Buford and Draper are going to challenge for Micah Hyde’s corner position, but so will Jordan Lomax. Kirk Ferentz singled out Lomax in his end of year press conference last week, which was a big surprising. Lomax tore his labrum in the early going last fall and sat out the 2012 season, taking a redshirt. He will be a third year sophomore as he played as a true freshman. Ruben Lile will also be in the mix in the secondary and would have played this year had he not tore his ACL in camp; Ferentz also mentioned him and said he should be ready to go in the spring.

Torrey Campbell was injured in either late September or very early October and he didn’t record any tackles stats for the season. He will be a third year sophomore next fall.

This group would benefit from an improved defensive line, but I don’t think the line is going to make enough improvement to where the back four will be able to rest easy. Iowa needs playmakers and while there are some interesting names on paper, they have to emerge and get the job done. It would be a stretch to assume that production will improve from this unit next year, but then again it’s hard to imagine an Iowa secondary giving up as many big plays in 2013 as they did in 2012.
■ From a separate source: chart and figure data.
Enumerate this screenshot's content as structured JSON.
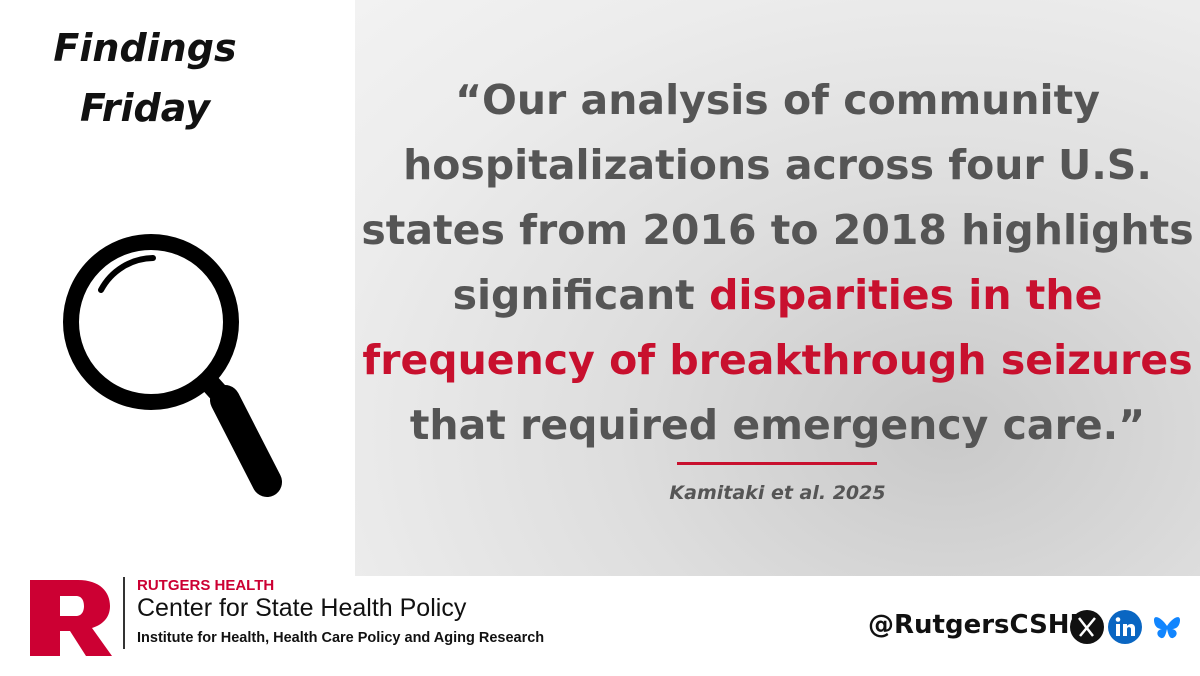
{
  "header": {
    "title_lines": [
      "Findings",
      "Friday"
    ]
  },
  "quote": {
    "lines": [
      [
        {
          "text": "“Our analysis of community",
          "color": "#555555"
        }
      ],
      [
        {
          "text": "hospitalizations across four U.S.",
          "color": "#555555"
        }
      ],
      [
        {
          "text": "states from 2016 to 2018 highlights",
          "color": "#555555"
        }
      ],
      [
        {
          "text": "significant ",
          "color": "#555555"
        },
        {
          "text": "disparities in the",
          "color": "#c8102e"
        }
      ],
      [
        {
          "text": "frequency of breakthrough seizures",
          "color": "#c8102e"
        }
      ],
      [
        {
          "text": "that required emergency care.”",
          "color": "#555555"
        }
      ]
    ],
    "citation": "Kamitaki et al. 2025"
  },
  "footer": {
    "org_top": "RUTGERS HEALTH",
    "org_name": "Center for State Health Policy",
    "org_sub": "Institute for Health, Health Care Policy and Aging Research",
    "handle": "@RutgersCSHP"
  }
}
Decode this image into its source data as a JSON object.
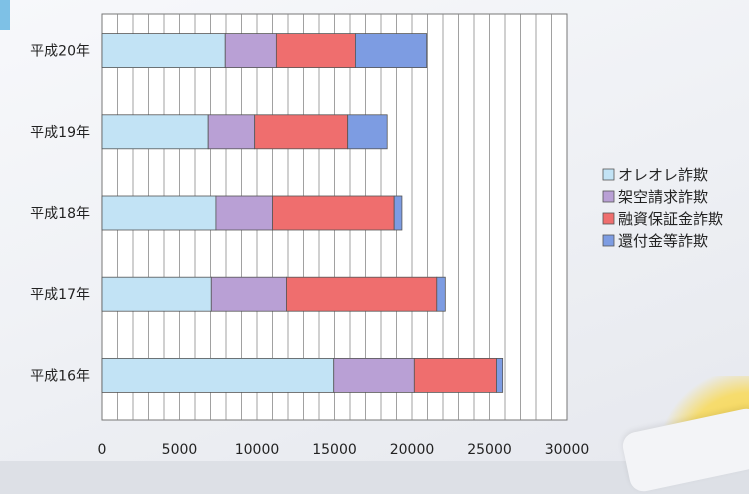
{
  "chart_data": {
    "type": "bar",
    "orientation": "horizontal",
    "stacked": true,
    "categories": [
      "平成20年",
      "平成19年",
      "平成18年",
      "平成17年",
      "平成16年"
    ],
    "series": [
      {
        "name": "オレオレ詐欺",
        "color": "#c2e3f5",
        "values": [
          7950,
          6850,
          7350,
          7050,
          14950
        ]
      },
      {
        "name": "架空請求詐欺",
        "color": "#b9a0d5",
        "values": [
          3300,
          3000,
          3650,
          4850,
          5200
        ]
      },
      {
        "name": "融資保証金詐欺",
        "color": "#ef6e6e",
        "values": [
          5100,
          6000,
          7850,
          9700,
          5300
        ]
      },
      {
        "name": "還付金等詐欺",
        "color": "#7d9ce2",
        "values": [
          4600,
          2550,
          500,
          550,
          400
        ]
      }
    ],
    "xlim": [
      0,
      30000
    ],
    "xticks": [
      "0",
      "5000",
      "10000",
      "15000",
      "20000",
      "25000",
      "30000"
    ],
    "grid": "vertical",
    "legend": "right"
  }
}
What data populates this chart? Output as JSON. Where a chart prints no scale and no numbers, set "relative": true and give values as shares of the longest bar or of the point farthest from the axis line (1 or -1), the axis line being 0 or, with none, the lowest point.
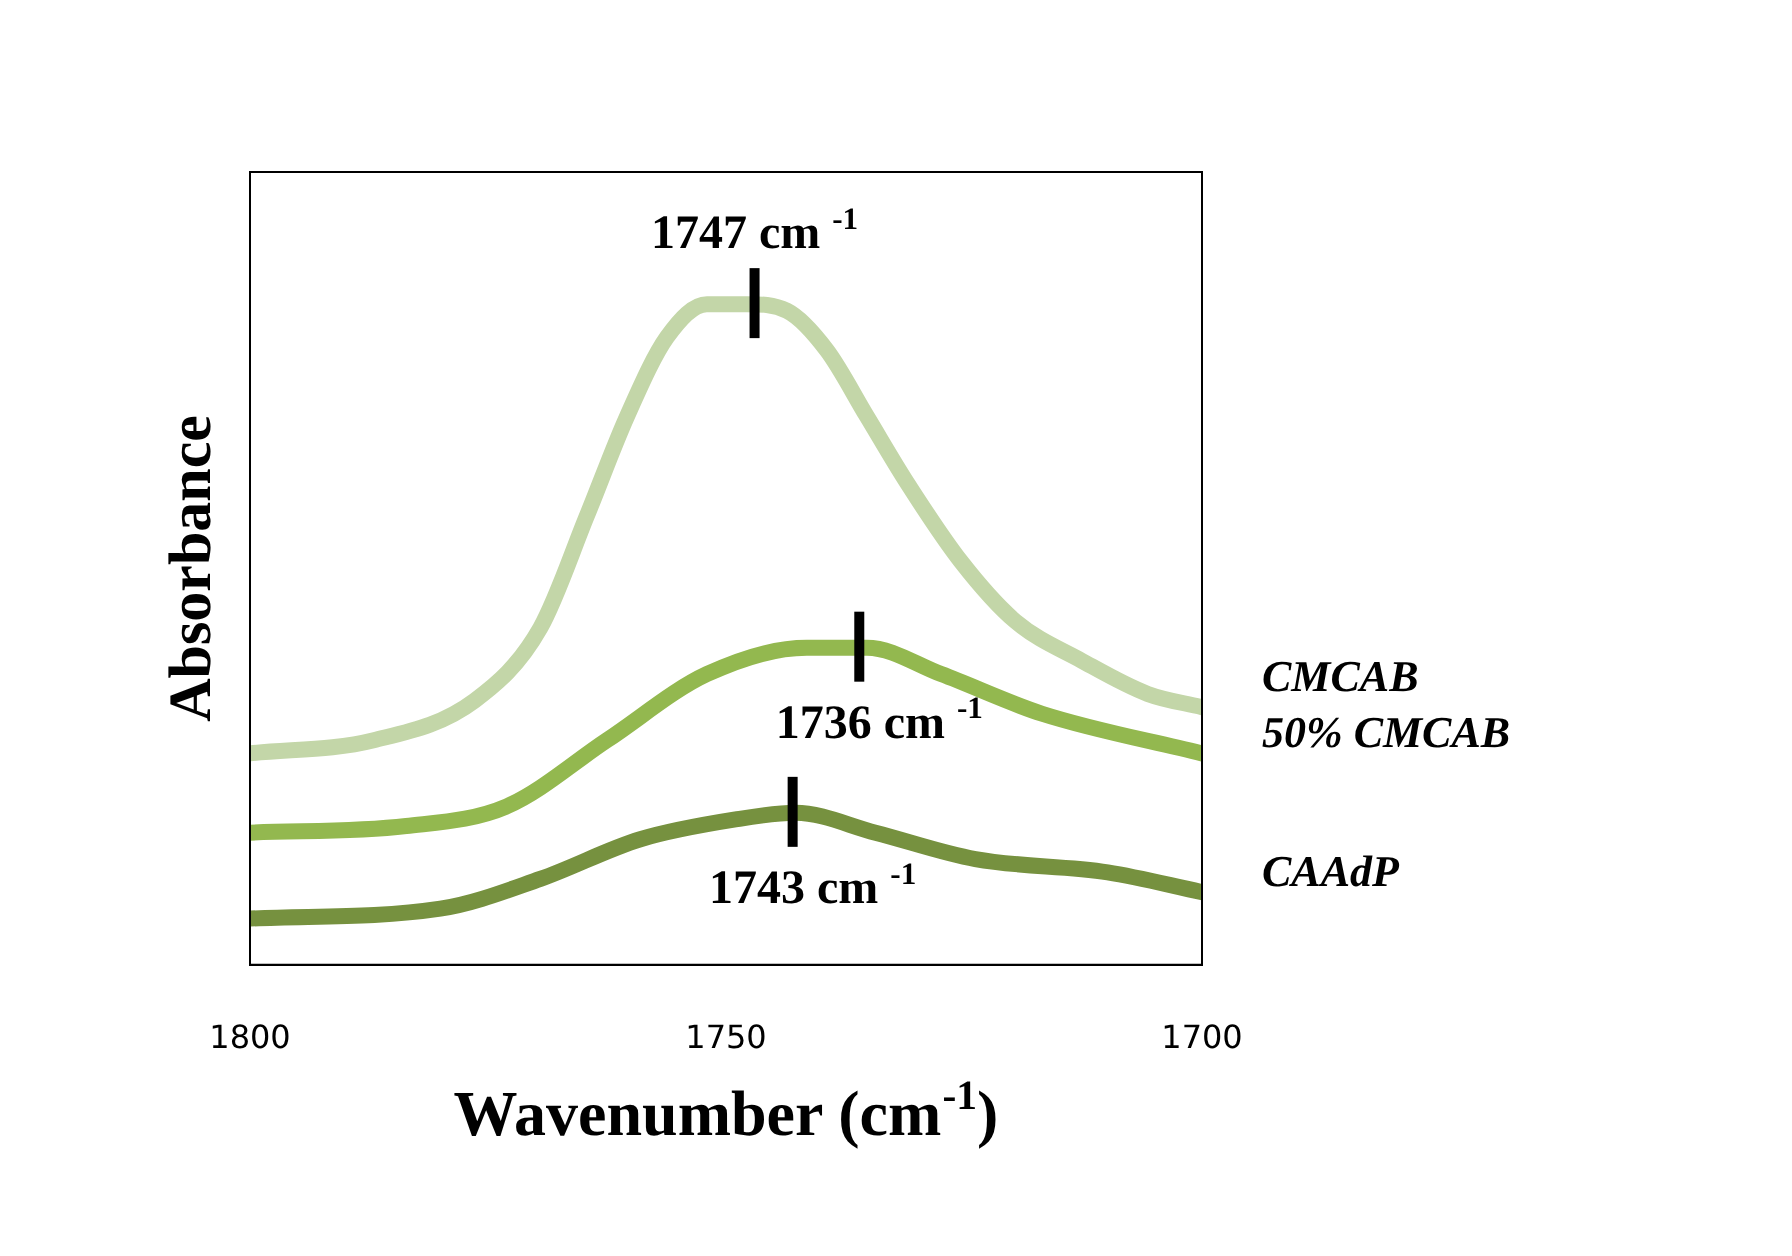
{
  "chart_data": {
    "type": "line",
    "relative": true,
    "xlabel": "Wavenumber (cm$^{-1}$)",
    "ylabel": "Absorbance",
    "xlim": [
      1800,
      1700
    ],
    "xticks": [
      1800,
      1750,
      1700
    ],
    "grid": false,
    "legend": false,
    "marker": "none",
    "line_style": "solid",
    "series": [
      {
        "name": "CMCAB",
        "color": "#c3d6a8",
        "x": [
          1800,
          1787,
          1776.4,
          1769.5,
          1764.6,
          1760.4,
          1756.2,
          1752,
          1747.8,
          1743.6,
          1739.4,
          1735.2,
          1731,
          1725.3,
          1719.6,
          1712.6,
          1705.7,
          1700
        ],
        "values": [
          0.32,
          0.34,
          0.4,
          0.51,
          0.68,
          0.83,
          0.95,
          1.0,
          1.0,
          0.99,
          0.93,
          0.83,
          0.73,
          0.61,
          0.52,
          0.46,
          0.41,
          0.39
        ]
      },
      {
        "name": "50% CMCAB",
        "color": "#93b84f",
        "x": [
          1800,
          1783.6,
          1773,
          1762.5,
          1752,
          1741.5,
          1735.2,
          1727.4,
          1716.8,
          1700
        ],
        "values": [
          0.2,
          0.21,
          0.24,
          0.34,
          0.44,
          0.48,
          0.48,
          0.44,
          0.38,
          0.32
        ]
      },
      {
        "name": "CAAdP",
        "color": "#76913f",
        "x": [
          1800,
          1780,
          1769.5,
          1759,
          1749,
          1742.7,
          1734.3,
          1723.8,
          1709.9,
          1700
        ],
        "values": [
          0.07,
          0.085,
          0.13,
          0.19,
          0.22,
          0.23,
          0.2,
          0.16,
          0.14,
          0.11
        ]
      }
    ],
    "annotations": [
      {
        "text": "1747 cm $^{-1}$",
        "x": 1747,
        "y": 1.0
      },
      {
        "text": "1736 cm $^{-1}$",
        "x": 1736,
        "y": 0.48
      },
      {
        "text": "1743 cm $^{-1}$",
        "x": 1743,
        "y": 0.23
      }
    ]
  }
}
Iowa will return a great deal of experience next year. Not ‘front of media guide’ names across the board, but players who saw action in several Big Ten games. I think this group will begin to slowly find its way and improve upon what we saw in 2012, which was the most challenged Hawkeye defense since the 2000 season. I thought that would be the case last winter and I at least got that one right. How much better will next year’s defense be? I don’t know. Can they be significantly better? I think so, but since so many players are going to have to make major strides along the defensive line I wouldn’t run out and bet the farm.